De acordo com o entrevistado, as políticas públicas não estão mais voltadas


apenas para construção de grandes empreendimentos. Mas permanecem tentando
viabilizar de modo equivocado as dinâmicas econômicas nordestinas. Para combater
esses equívocos o trabalho do Instituto mostra-se fundamental, pois demonstra que
as transformações são possíveis, quando realizadas por novas perspectivas
educacionais, construídas fora dos muros, cujo alvo são sujeitos dispostos a
promover mudanças.

CONCLUSÕES

Destacamos a principio o quanto as vinculações constantes das imagens de


animais mortos tombados no solo rachado servem para legitimar uma narrativa que
repercuti a seca como causa direta das mazelas nordestinas. Ponderamos que por
trás dessa estética reducionista composta por uma iconografia pobre existe uma
intencionalidade, qual seja: esconder o histórico descaso político com o Nordeste,
especialmente com sua porção de terra localizada no Semiárido.
Não bastasse isso, os arquétipos disseminados pelas mencionadas imagens
informaram ao longo de décadas uma gama de intervenções equivocadas por parte
do poder público. Essas, ora construíram grandes açudes, visando amenizar a falta
de água para “combater a seca”, ora materializaram recursos nos grandes pólos de
desenvolvimento, beneficiando apenas os grandes grupos empresariais. Deixando
descoberta, as populações tradicionais que vivem, essencialmente, da agricultura
familiar.
Convém salientar, que ao longo do tempo essas populações tradicionais
assimilaram os arquétipos disseminados acerca do Semiárido, o que as
impossibilitou de enxergar as potencialidades do mesmo. Além disso, conformaram
em suas vivencias um conjunto de práticas desconectadas de suas realidades, que
dificultavam a permanência nas comunidades rurais, pois reconheciam a
impossibilidade de convivência com a escassez chuvas. Com isso, muitas migraram
para as cidades mais próximas, pequenos nichos de urbanidade destituídos da
infraestrutura necessária para acolhê-las.
Assim, visando reverter esse processo o IRPAA, além de desenvolver as
tecnologias sociais apropriadas para a convivência com o Semiárido mobiliza
processos de educação não formal tanto para construir novos saberes junto às
famílias de agricultores, como para desconstruir as percepções equivocadas sobre o
semiárido.
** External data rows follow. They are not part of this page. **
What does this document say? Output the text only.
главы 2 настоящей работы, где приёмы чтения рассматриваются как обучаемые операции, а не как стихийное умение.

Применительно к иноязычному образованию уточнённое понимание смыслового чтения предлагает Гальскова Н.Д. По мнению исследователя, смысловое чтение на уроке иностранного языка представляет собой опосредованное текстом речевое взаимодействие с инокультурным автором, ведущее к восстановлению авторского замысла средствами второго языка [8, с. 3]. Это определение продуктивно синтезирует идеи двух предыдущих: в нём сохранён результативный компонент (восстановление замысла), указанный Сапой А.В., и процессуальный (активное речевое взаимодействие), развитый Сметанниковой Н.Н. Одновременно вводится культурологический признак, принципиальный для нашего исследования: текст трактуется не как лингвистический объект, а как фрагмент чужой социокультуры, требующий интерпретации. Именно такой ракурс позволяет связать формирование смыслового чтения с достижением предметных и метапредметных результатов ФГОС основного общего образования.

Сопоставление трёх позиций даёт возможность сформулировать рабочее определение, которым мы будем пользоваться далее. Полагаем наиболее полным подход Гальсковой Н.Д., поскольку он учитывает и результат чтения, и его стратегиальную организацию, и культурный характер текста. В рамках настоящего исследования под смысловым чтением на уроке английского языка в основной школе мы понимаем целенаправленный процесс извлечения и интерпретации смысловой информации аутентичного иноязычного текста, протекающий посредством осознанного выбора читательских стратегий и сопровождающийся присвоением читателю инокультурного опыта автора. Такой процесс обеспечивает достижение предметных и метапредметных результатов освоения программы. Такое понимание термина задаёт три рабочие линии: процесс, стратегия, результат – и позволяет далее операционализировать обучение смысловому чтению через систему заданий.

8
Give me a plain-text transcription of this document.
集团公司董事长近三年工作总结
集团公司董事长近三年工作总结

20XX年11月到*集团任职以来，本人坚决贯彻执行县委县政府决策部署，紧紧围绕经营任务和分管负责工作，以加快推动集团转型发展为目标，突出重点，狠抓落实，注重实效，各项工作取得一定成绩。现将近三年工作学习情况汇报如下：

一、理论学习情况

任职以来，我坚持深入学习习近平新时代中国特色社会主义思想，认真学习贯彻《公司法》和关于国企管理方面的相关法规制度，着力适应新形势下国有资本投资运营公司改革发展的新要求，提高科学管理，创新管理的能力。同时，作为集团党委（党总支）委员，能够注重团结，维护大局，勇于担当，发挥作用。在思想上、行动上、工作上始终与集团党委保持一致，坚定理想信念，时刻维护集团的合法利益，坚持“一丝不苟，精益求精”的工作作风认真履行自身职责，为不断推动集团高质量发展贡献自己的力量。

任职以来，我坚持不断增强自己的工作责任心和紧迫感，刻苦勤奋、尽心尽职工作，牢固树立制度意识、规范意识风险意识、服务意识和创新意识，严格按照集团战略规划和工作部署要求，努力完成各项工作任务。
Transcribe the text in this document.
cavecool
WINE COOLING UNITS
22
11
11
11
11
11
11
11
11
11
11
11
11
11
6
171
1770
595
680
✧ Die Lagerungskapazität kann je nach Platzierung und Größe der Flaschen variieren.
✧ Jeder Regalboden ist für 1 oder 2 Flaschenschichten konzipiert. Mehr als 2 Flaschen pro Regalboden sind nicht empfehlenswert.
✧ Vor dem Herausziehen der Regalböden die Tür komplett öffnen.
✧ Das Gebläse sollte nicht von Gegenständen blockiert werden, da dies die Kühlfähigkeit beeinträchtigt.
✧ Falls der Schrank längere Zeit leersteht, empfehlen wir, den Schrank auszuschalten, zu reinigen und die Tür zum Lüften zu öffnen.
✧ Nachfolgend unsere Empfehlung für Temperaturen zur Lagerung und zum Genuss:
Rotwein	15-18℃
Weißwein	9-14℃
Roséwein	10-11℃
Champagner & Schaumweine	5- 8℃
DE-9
Como resultado desse processo, as citadas famílias incorporam um
conjunto de práticas que lhes possibilitam estabelecer novas relações com seus
contextos, assim como retirar dele os elementos necessários para uma existência
plena.
Como destacamos a construção desses saberes passou pelo enfrentamento de
diversas barreiras relacionadas, principalmente, a institucionalização dos
mencionados estereótipos. Porém, não bastasse isso, tudo leva a crer que o
trabalho do Instituto será profundamente impactado pelo nebuloso cenário político
que se desenha. Nesse, observamos à organização de diversas frentes que visam
atacar as várias formas de organização popular. Ataques que objetivam minar os
modos de resistência às reformas neoliberais, que no caso do IRPAA se concretizam
nos cortes de editais públicos voltadas para organizações da sociedade civil que
desenvolvem ações junto as comunidades rurais do Semiárido Nordestino.